Is there a way to use list of indices to simultaneously access the modules of
nn.ModuleList
in python?
I am working with pytorch ModuleList
as described below,
decision_modules = nn.ModuleList([nn.Linear(768, 768) for i in range(10)])
Our input data is of the shape x=torch.rand(32,768)
. Here 32
is the batch size and 768
is the feature dimension.
Now for each input data point in a minibatch of 32
datapoints, we want to select 4
decision modules from the list of decision_modules
. The 4
decision engines from decision_engine
are selected using an index list as explained below.

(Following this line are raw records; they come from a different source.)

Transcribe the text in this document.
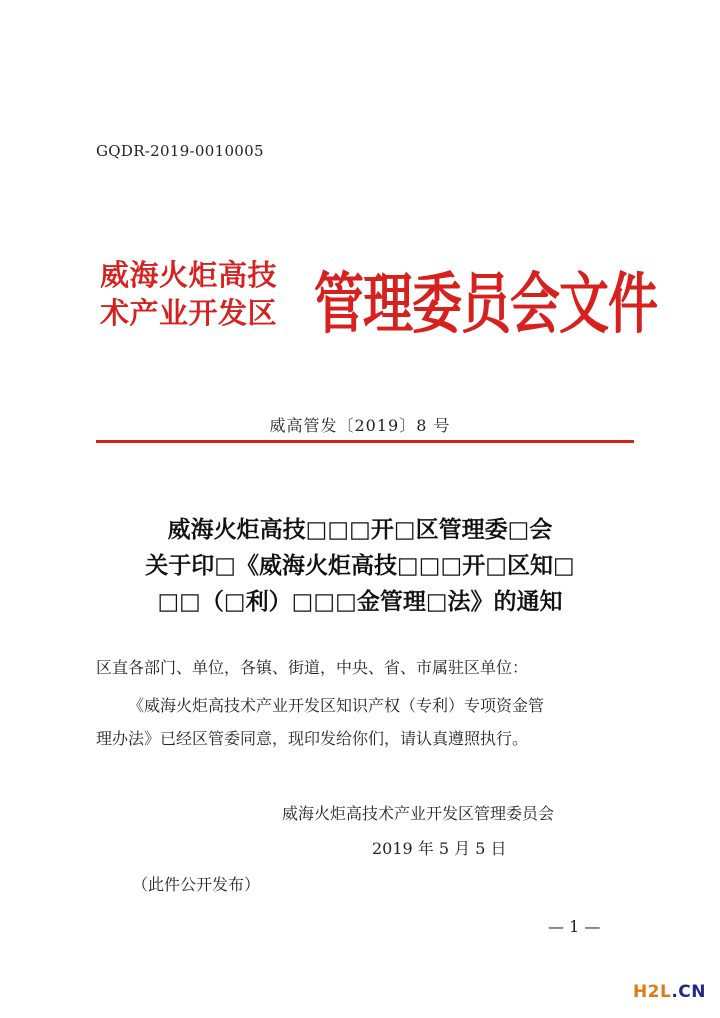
GQDR-2019-0010005
威海火炬高技
术产业开发区 管理委员会文件
威高管发〔2019〕8 号
威海火炬高技□□□开□区管理委□会
关于印□《威海火炬高技□□□开□区知□
□□（□利）□□□金管理□法》的通知
区直各部门、单位，各镇、街道，中央、省、市属驻区单位：
《威海火炬高技术产业开发区知识产权（专利）专项资金管
理办法》已经区管委同意，现印发给你们，请认真遵照执行。
威海火炬高技术产业开发区管理委员会
2019 年 5 月 5 日
（此件公开发布）
— 1 —
H2L.CN
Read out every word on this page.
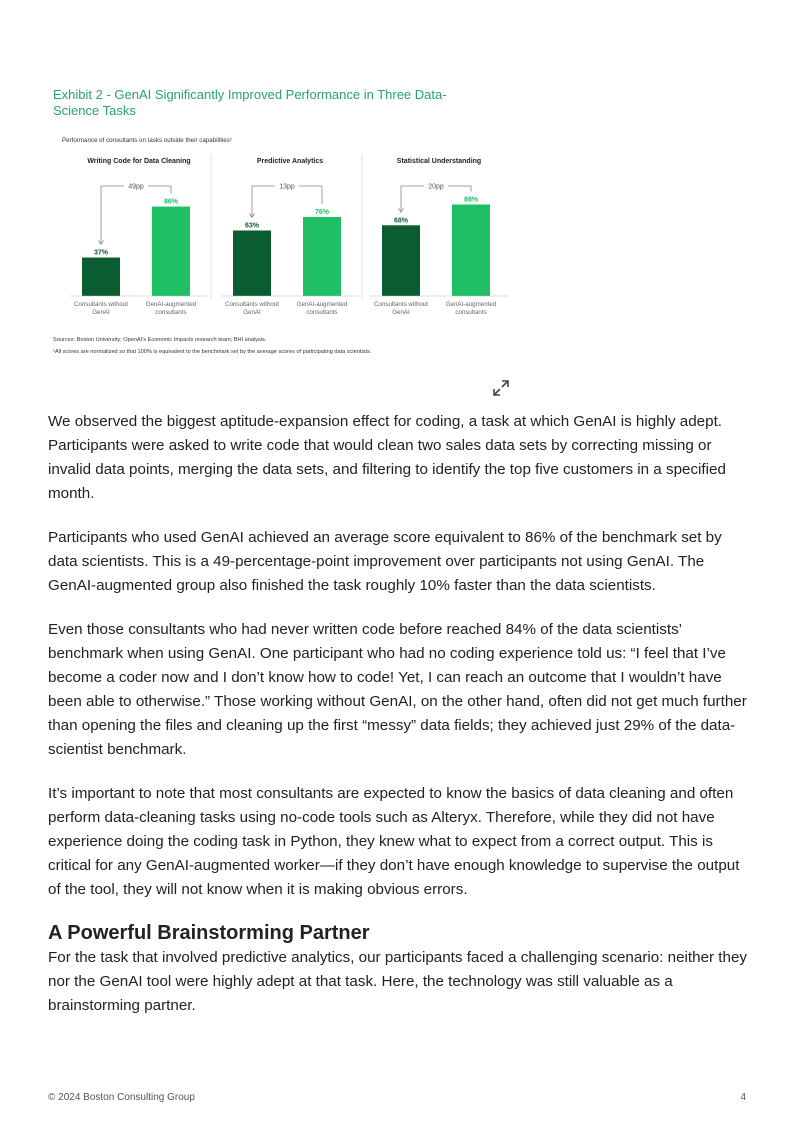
Exhibit 2 - GenAI Significantly Improved Performance in Three Data-Science Tasks
Performance of consultants on tasks outside their capabilities¹
Writing Code for Data Cleaning
37%
86%
49pp
Consultants without GenAI
GenAI-augmented consultants
Predictive Analytics
63%
76%
13pp
Consultants without GenAI
GenAI-augmented consultants
Statistical Understanding
68%
88%
20pp
Consultants without GenAI
GenAI-augmented consultants
Sources: Boston University; OpenAI's Economic Impacts research team; BHI analysis.
¹All scores are normalized so that 100% is equivalent to the benchmark set by the average scores of participating data scientists.

We observed the biggest aptitude-expansion effect for coding, a task at which GenAI is highly adept. Participants were asked to write code that would clean two sales data sets by correcting missing or invalid data points, merging the data sets, and filtering to identify the top five customers in a specified month.

Participants who used GenAI achieved an average score equivalent to 86% of the benchmark set by data scientists. This is a 49-percentage-point improvement over participants not using GenAI. The GenAI-augmented group also finished the task roughly 10% faster than the data scientists.

Even those consultants who had never written code before reached 84% of the data scientists’ benchmark when using GenAI. One participant who had no coding experience told us: “I feel that I’ve become a coder now and I don’t know how to code! Yet, I can reach an outcome that I wouldn’t have been able to otherwise.” Those working without GenAI, on the other hand, often did not get much further than opening the files and cleaning up the first “messy” data fields; they achieved just 29% of the data-scientist benchmark.

It’s important to note that most consultants are expected to know the basics of data cleaning and often perform data-cleaning tasks using no-code tools such as Alteryx. Therefore, while they did not have experience doing the coding task in Python, they knew what to expect from a correct output. This is critical for any GenAI-augmented worker—if they don’t have enough knowledge to supervise the output of the tool, they will not know when it is making obvious errors.

A Powerful Brainstorming Partner

For the task that involved predictive analytics, our participants faced a challenging scenario: neither they nor the GenAI tool were highly adept at that task. Here, the technology was still valuable as a brainstorming partner.

© 2024 Boston Consulting Group	4
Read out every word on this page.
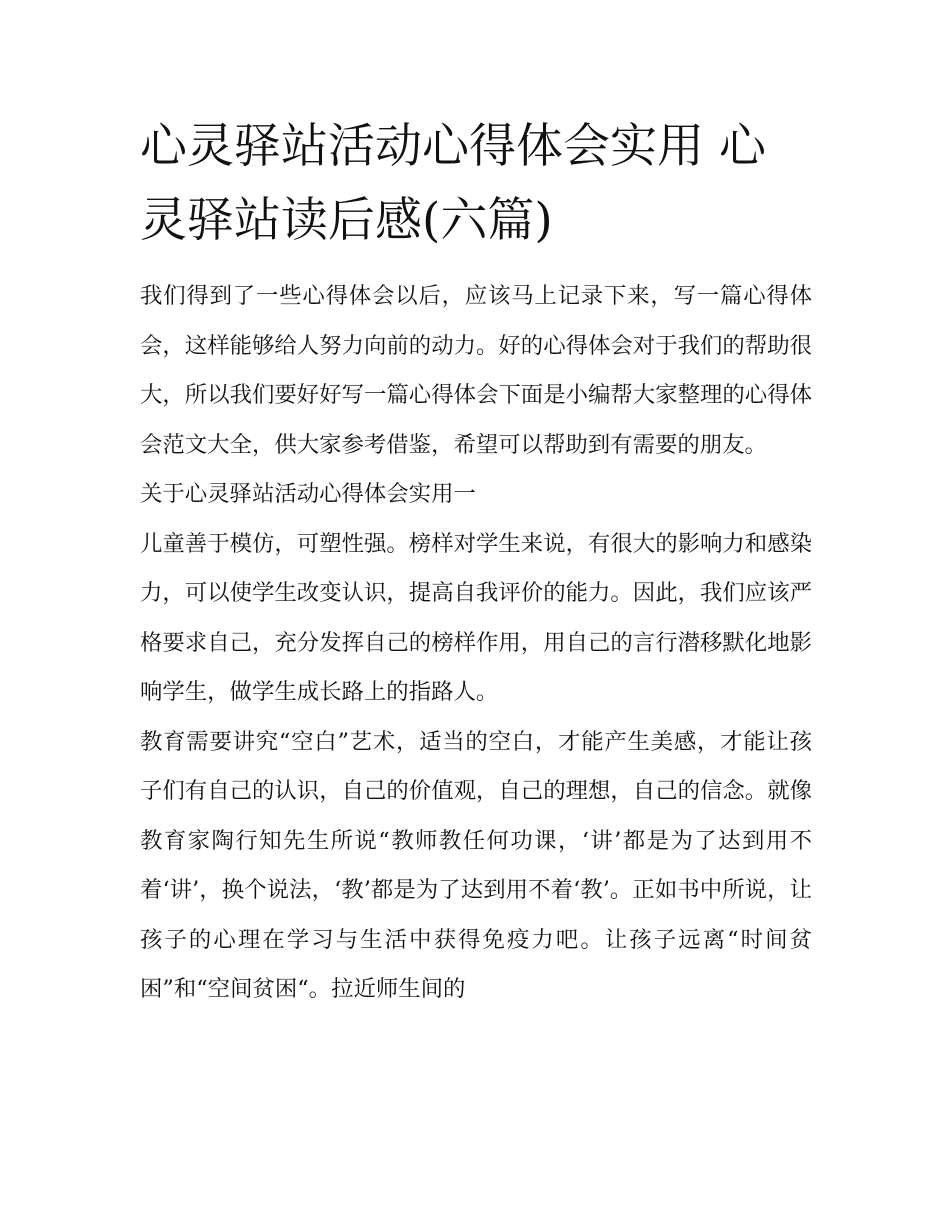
心灵驿站活动心得体会实用 心灵驿站读后感(六篇)

我们得到了一些心得体会以后，应该马上记录下来，写一篇心得体会，这样能够给人努力向前的动力。好的心得体会对于我们的帮助很大，所以我们要好好写一篇心得体会下面是小编帮大家整理的心得体会范文大全，供大家参考借鉴，希望可以帮助到有需要的朋友。

关于心灵驿站活动心得体会实用一

儿童善于模仿，可塑性强。榜样对学生来说，有很大的影响力和感染力，可以使学生改变认识，提高自我评价的能力。因此，我们应该严格要求自己，充分发挥自己的榜样作用，用自己的言行潜移默化地影响学生，做学生成长路上的指路人。

教育需要讲究“空白”艺术，适当的空白，才能产生美感，才能让孩子们有自己的认识，自己的价值观，自己的理想，自己的信念。就像教育家陶行知先生所说“教师教任何功课，‘讲’都是为了达到用不着‘讲’，换个说法，‘教’都是为了达到用不着‘教’。正如书中所说，让孩子的心理在学习与生活中获得免疫力吧。让孩子远离“时间贫困”和“空间贫困“。拉近师生间的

I have a index matrix of dimensions ind
. The ind
matrix is of dimension torch.randint(0,10,(32,4))
.
I want to us a solution without use of loops as loops slows down the xecution significantly.

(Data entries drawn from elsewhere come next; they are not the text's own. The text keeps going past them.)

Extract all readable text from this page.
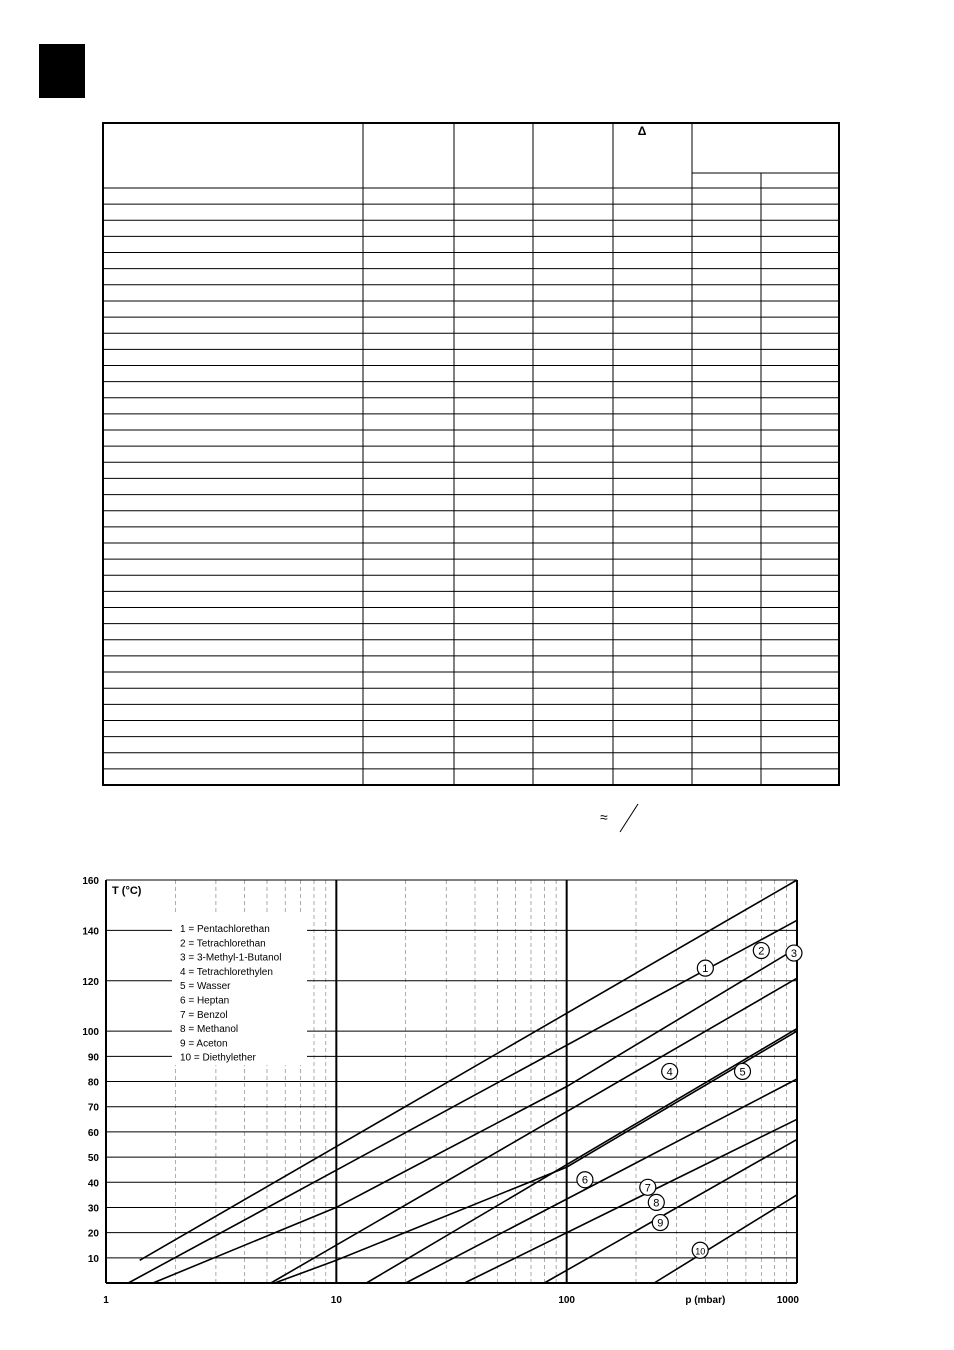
Δ
≈
10
20
30
40
50
60
70
80
90
100
120
140
160
1	10	100	1000
p (mbar)
T (°C)
1 = Pentachlorethan
2 = Tetrachlorethan
3 = 3-Methyl-1-Butanol
4 = Tetrachlorethylen
5 = Wasser
6 = Heptan
7 = Benzol
8 = Methanol
9 = Aceton
10 = Diethylether
1
2 3
4	5
6
7
8
9
10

But the following code throws and error.
import torch
import torch.nn as nn
linears = nn.ModuleList([nn.Linear(768, 768) for i in range(10)])
ind=torch.randint(0,10,(32,4))
input=torch.rand(32,768)
out=linears[ind](input)
The following error was observed
File ~\AppData\Local\Programs\Python\Python312\Lib\site-packages\torch\nn\modules\container.py:334, in ModuleList.getitem(self, idx) 332 return self.class(list(self._modules.values())[idx]) 333 else: --> 334 return self._modules[self._get_abs_string_index(idx)]
File ~\AppData\Local\Programs\Python\Python312\Lib\site-packages\torch\nn\modules\container.py:314, in ModuleList._get_abs_string_index(self, idx) 312 def _get_abs_string_index(self, idx): 313 """Get the absolute index for the list of modules.""" --> 314 idx = operator.index(idx) 315 if not (-len(self) <= idx < len(self)): 316 raise IndexError(f"index {idx} is out of range")
TypeError: only integer tensors of a single element can be converted to an index
The expected output shape is (32,4,768).
Any help will be highly useful.
The ind
tensor is of size (bs, n_decisions)
, which means we're choosing a different set of experts for each item in the batch.
With this setup, the most efficient way to compute the output is to compute all experts for all batch items, then gather the desired choices after. This will be more performant in GPU compared to looping over the individual experts.
Since we're looking at a linear layer, you can compute all the experts using a single linear layer of size n_experts * dim
.
d_in = 768
n_experts = 10
bs = 32
n_choice = 4
# Create a single large linear layer
fused_linear = nn.Linear(d_in, d_in * n_experts)
indices = torch.randint(0, n_experts, (bs, n_choice))
x = torch.randn(bs, d_in)
# Forward pass through the fused layer
y = fused_linear(x) # Shape: [bs, d_in * n_experts]
# Reshape to separate the experts dimension
ys = y.reshape(bs, n_experts, d_in) # Shape: [bs, n_experts, d_in]
# Gather the chosen experts
ys = torch.gather(ys, 1, indices.unsqueeze(-1).expand(-1, -1, d_in))
The output ys
will be of shape (bs, n_choice, d_in)